Shenzhen Warsonco Technology Co., Ltd

Shenzhen Warsonco Supply Chain Ltd


Current Location:
Robots in the Food Industry: Product Packaging and Palletizing

Robots in the Food Industry

Robots were introduced to industry first in the automotive sector, with leading companies like Ford in the United States and Honda in Japan innovating with automation to enable mass production of cars in the twentieth century.

Now, robots are deployed widely across numerous industries and industrial sectors, and food manufacturing is no exception. However, producing food comes with its own challenges that robots must contend with or, in some cases, solve. The industry works with long and complicated supply chains, extremely tight profit margins, and relatively high volume and throughput operations. Contamination and safety are of the utmost importance, as well.

To meet these challenges, the food robotics sector has grown significantly since the introduction of the first packaging and palletizing robots in the 1980s. Market analysts predict the market for food robotics will grow to $4 billion by 2026, at a compound annual growth rate (CAGR) of 13.1% from $1.9 billion in 2020.

Today, most food producers employ at least one robot in their processes.

Packaging and Palletizing Needs

The food industry has recently had to respond to significant social and demographic changes. Since the start of this millennium, there has been a worldwide increase in the ratio of private households that only have one occupant against households with couples, families, or friends living together.

The UK’s Office of National Statistics (ONS) published data a few years ago showing that over a quarter of households in the country only have one occupant. The Labor Force Survey (LFS) also recently found that a third of households in Europe are classed as single occupants.

This trend puts significant pressure on the food industry to satisfy demands for single-portion servings of ready-made and pre-packaged food products. As a result, packaging and palletizing tasks have become increasingly complex.

Retailers, operating in significantly competitive markets, have also become much more dynamic with their special offers and pricing strategies – a dynamism itself built upon automation technologies. This also places high demands on packaging and palletizing operations.

In the 1980s, food packaging was one of the first areas in the industry to deploy robots. Robots employed in these tasks include pick and place robot arms, case packers, and slicing machines.
Applications for Robots in Food Packaging and Palletizing Today
Picking and Placing Randomly Oriented Items

Processed food tends to be produced in consistent sizes and shapes, which makes it relatively simple to handle them with grippers attached to robot arms or gantry systems. However, items often come down the conveyor belt in random orientations and distributions.

Robots are a popular solution for packaging these products because they can quickly identify, align, and place the item where it is needed without human intervention. Without robots, manufacturers would need to use fixturing, which is less dynamic and can take up lots of room on the factory floor.
Depanning and Denesting

Before baked goods can be placed into packaging, they need to be removed from the baking tray or pan, which is known as depanning. Robots depan by picking up baked goods with a vacuum or small pins.

Next, robots need to pick empty packages from a stack or hopper, referred to as denesting.

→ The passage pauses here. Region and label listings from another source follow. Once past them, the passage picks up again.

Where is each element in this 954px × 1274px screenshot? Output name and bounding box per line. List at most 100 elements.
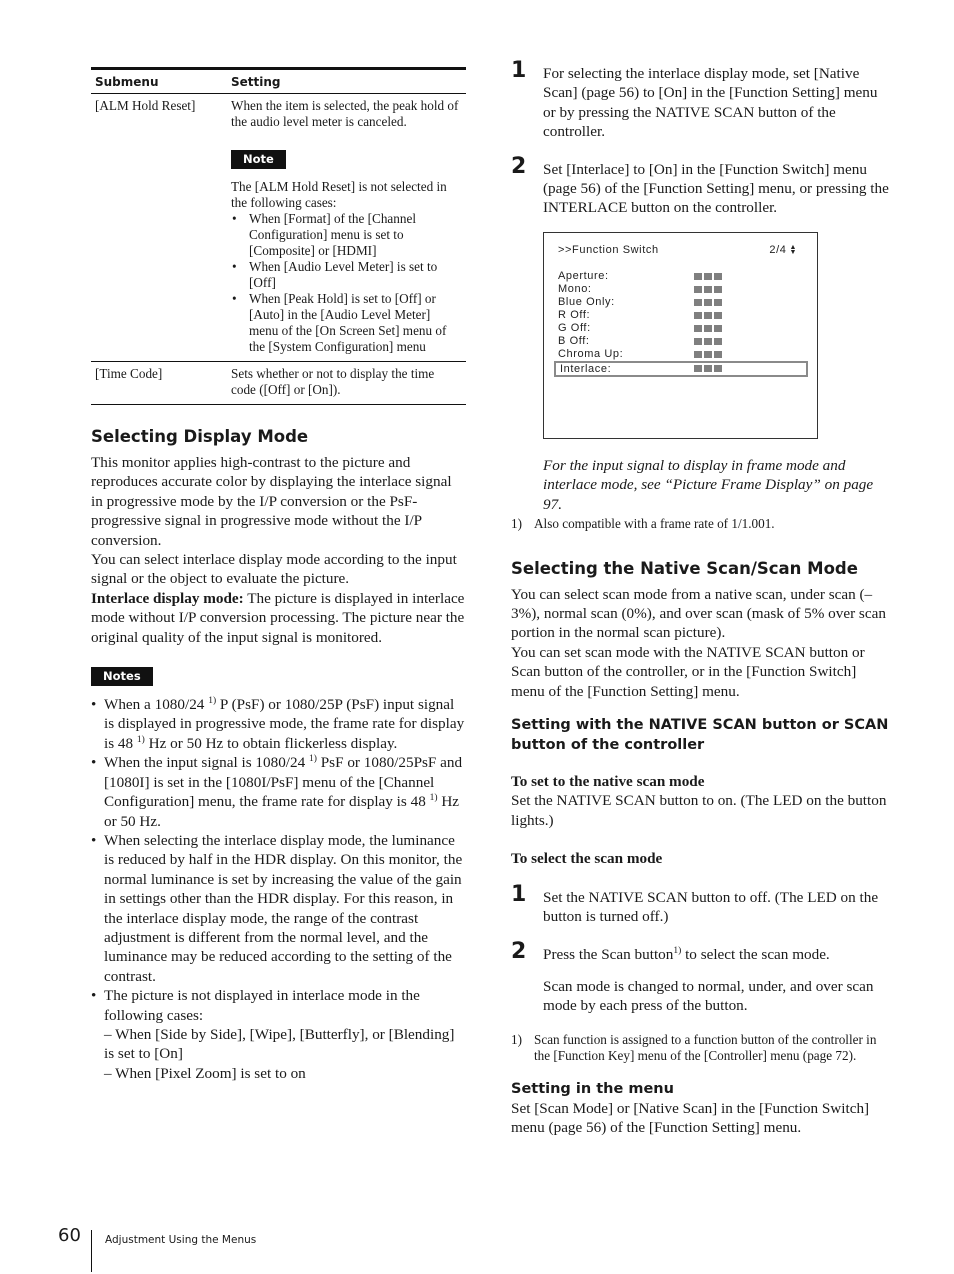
footnote-ref: 1) (673, 946, 682, 957)
scan-step-2: 2 Press the Scan button1) to select the … (511, 939, 891, 1015)
note-item: When a 1080/24 1) P (PsF) or 1080/25P (P… (91, 695, 466, 753)
notes-block: Notes When a 1080/24 1) P (PsF) or 1080/… (91, 667, 466, 1083)
scan-step-1: 1 Set the NATIVE SCAN button to off. (Th… (511, 882, 891, 927)
step-number: 1 (511, 881, 527, 907)
menu-item: Aperture: (554, 270, 808, 283)
note-item: When selecting the interlace display mod… (91, 831, 466, 986)
subheading-controller-buttons: Setting with the NATIVE SCAN button or S… (511, 717, 889, 753)
note-text: When a 1080/24 (104, 696, 209, 714)
dash-item: – When [Side by Side], [Wipe], [Butterfl… (104, 1025, 455, 1063)
footnote-ref: 1) (429, 793, 438, 804)
step-text-part: Press the Scan button (543, 946, 674, 964)
section-heading-scan-mode: Selecting the Native Scan/Scan Mode (511, 558, 858, 578)
paragraph: Interlace display mode: The picture is d… (91, 589, 466, 647)
notes-list: When a 1080/24 1) P (PsF) or 1080/25P (P… (91, 695, 466, 1083)
display-mode-body: This monitor applies high-contrast to th… (91, 453, 466, 647)
menu-page-indicator: 2/4 ▲ ▼ (769, 244, 797, 256)
menu-item: Mono: (554, 283, 808, 296)
note-item: When [Audio Level Meter] is set to [Off] (231, 259, 462, 291)
menu-item-label: R Off: (558, 308, 591, 321)
note-item: When [Format] of the [Channel Configurat… (231, 211, 462, 259)
value-placeholder-icon (694, 272, 722, 280)
footnote-mark: 1) (511, 516, 522, 532)
note-intro: The [ALM Hold Reset] is not selected in … (231, 179, 447, 210)
notes-badge: Notes (91, 667, 153, 687)
menu-item-list: Aperture: Mono: Blue Only: R Off: G Off:… (554, 270, 808, 377)
value-placeholder-icon (694, 311, 722, 319)
footnote-text: Scan function is assigned to a function … (534, 1031, 877, 1064)
table-header-submenu: Submenu (91, 67, 227, 94)
value-placeholder-icon (694, 298, 722, 306)
footer-section-title: Adjustment Using the Menus (105, 1234, 257, 1246)
step-text-part: to select the scan mode. (681, 946, 830, 964)
paragraph: You can set scan mode with the NATIVE SC… (511, 643, 865, 700)
note-text: Hz or 50 Hz to obtain flickerless displa… (144, 734, 398, 752)
subheading-setting-in-menu: Setting in the menu (511, 1080, 674, 1097)
menu-item-label: B Off: (558, 334, 590, 347)
submenu-settings-table: Submenu Setting [ALM Hold Reset] When th… (91, 67, 466, 405)
note-list: When [Format] of the [Channel Configurat… (231, 211, 462, 355)
subsection-select-scan: To select the scan mode (511, 850, 663, 868)
page-number: 60 (58, 1225, 81, 1246)
value-placeholder-icon (694, 285, 722, 293)
value-placeholder-icon (694, 337, 722, 345)
left-column: Submenu Setting [ALM Hold Reset] When th… (91, 67, 466, 1083)
menu-item: R Off: (554, 309, 808, 322)
footnote-text: Also compatible with a frame rate of 1/1… (534, 516, 775, 532)
footnote-mark: 1) (511, 1031, 522, 1047)
table-row: [ALM Hold Reset] When the item is select… (91, 94, 466, 362)
footnote-ref: 1) (208, 696, 217, 707)
footnote: 1) Also compatible with a frame rate of … (511, 516, 891, 533)
page-counter: 2/4 (769, 243, 787, 256)
menu-item-label: G Off: (558, 321, 591, 334)
dash-item: – When [Pixel Zoom] is set to on (104, 1064, 306, 1082)
right-column: 1 For selecting the interlace display mo… (511, 58, 891, 1137)
step-number: 2 (511, 153, 527, 179)
note-text: When the input signal is 1080/24 (104, 754, 310, 772)
setting-cell: Sets whether or not to display the time … (227, 361, 466, 405)
menu-item: Chroma Up: (554, 348, 808, 361)
note-text: The picture is not displayed in interlac… (104, 987, 420, 1024)
menu-item-label: Aperture: (558, 269, 609, 282)
paragraph: Set [Scan Mode] or [Native Scan] in the … (511, 1099, 870, 1137)
menu-item-label: Mono: (558, 282, 592, 295)
menu-item-label: Blue Only: (558, 295, 615, 308)
scan-mode-body: You can select scan mode from a native s… (511, 585, 891, 701)
paragraph: You can select scan mode from a native s… (511, 585, 886, 642)
paragraph: Set the NATIVE SCAN button to on. (The L… (511, 792, 887, 829)
menu-item-label: Interlace: (560, 362, 612, 375)
step-text: For selecting the interlace display mode… (543, 65, 878, 141)
table-header-setting: Setting (227, 67, 466, 94)
table-row: [Time Code] Sets whether or not to displ… (91, 361, 466, 405)
footnote-ref: 1) (309, 754, 317, 765)
note-item: When [Peak Hold] is set to [Off] or [Aut… (231, 291, 462, 355)
menu-screen-title: >>Function Switch (558, 243, 659, 256)
up-down-arrow-icon: ▲ ▼ (789, 243, 797, 256)
submenu-cell: [Time Code] (91, 361, 227, 405)
value-placeholder-icon (694, 364, 722, 372)
function-switch-menu-screen: >>Function Switch 2/4 ▲ ▼ Aperture: Mono:… (543, 231, 818, 439)
menu-item-selected: Interlace: (554, 360, 808, 377)
step-text: Set the NATIVE SCAN button to off. (The … (543, 888, 879, 926)
note-block: Note The [ALM Hold Reset] is not selecte… (231, 150, 462, 355)
note-badge: Note (231, 150, 286, 169)
note-item: The picture is not displayed in interlac… (91, 986, 466, 1083)
step-number: 1 (511, 58, 527, 83)
value-placeholder-icon (694, 350, 722, 358)
menu-item: B Off: (554, 335, 808, 348)
section-heading-display-mode: Selecting Display Mode (91, 427, 309, 446)
frame-display-caption: For the input signal to display in frame… (543, 456, 874, 513)
menu-item: G Off: (554, 322, 808, 335)
menu-item: Blue Only: (554, 296, 808, 309)
value-placeholder-icon (694, 324, 722, 332)
paragraph: You can select interlace display mode ac… (91, 551, 457, 588)
setting-cell: When the item is selected, the peak hold… (227, 94, 466, 362)
step-2: 2 Set [Interlace] to [On] in the [Functi… (511, 154, 891, 218)
menu-item-label: Chroma Up: (558, 347, 624, 360)
subsection-native-scan: To set to the native scan mode (511, 773, 705, 790)
step-1: 1 For selecting the interlace display mo… (511, 58, 891, 142)
paragraph: This monitor applies high-contrast to th… (91, 454, 452, 549)
step-number: 2 (511, 939, 527, 965)
step-text: Set [Interlace] to [On] in the [Function… (543, 160, 889, 217)
footer-divider (91, 1230, 92, 1272)
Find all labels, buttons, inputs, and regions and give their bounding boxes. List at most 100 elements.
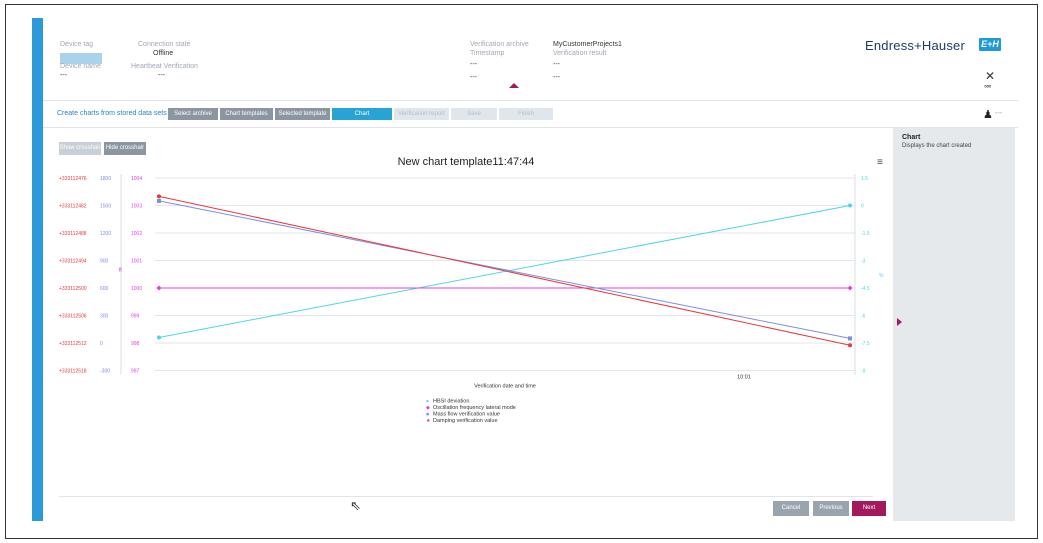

Denesting robots are often linked with depanning robots to package baked goods effectively.
Secondary Packaging

Secondary packaging is performed after food has been sealed. Examples include bundling items into multipacks or grouping several items together in a box or case.

Sometimes, collaborative robots or cobots are employed to work alongside humans in secondary packaging operations. This requires safety features such as strictly delineated work zones for humans or robots, soft-to-touch robots, and slow-moving robots with accessible kill switches.
Palletizing

Palletizing or tertiary packaging takes boxes of items and readies them for shipping out of the factory, typically by stacking them on pallets and then wrapping them in film. Palletizing is an established role for robots in the food and beverage industry, with palletizing robots widely adopted throughout the sector.
The Future of Robotic Packaging and Palletizing

While the role of robots in packaging and palletizing operations is now well-established, there are still innovations coming out of the industry that continue to reshape how processed food is manufactured.

In particular, remote monitoring and Internet-of-Things (IoT) technologies are being introduced to robotic packaging and palletizing systems. This enables producers to build a granular, dynamic dataset containing information on all stages of the production cycle (a “digital twin”), and then apply analysis and artificial intelligence (AI) to optimize each stage.

Advances in collaborative robotics will lead to more human-to-robot interactions in the workplace. As robots become softer, slower, and more intuitive to work around, they can be trusted to work in closer proximity to humans. This reduces inefficiencies in robot-assisted systems, for example, by enabling humans and robots to work simultaneously.

Related to this trend, robot technologies are becoming more flexible as well. This means that one robot can do more tasks than before, and can often be reprogrammed by non-specialist operatives on the ground.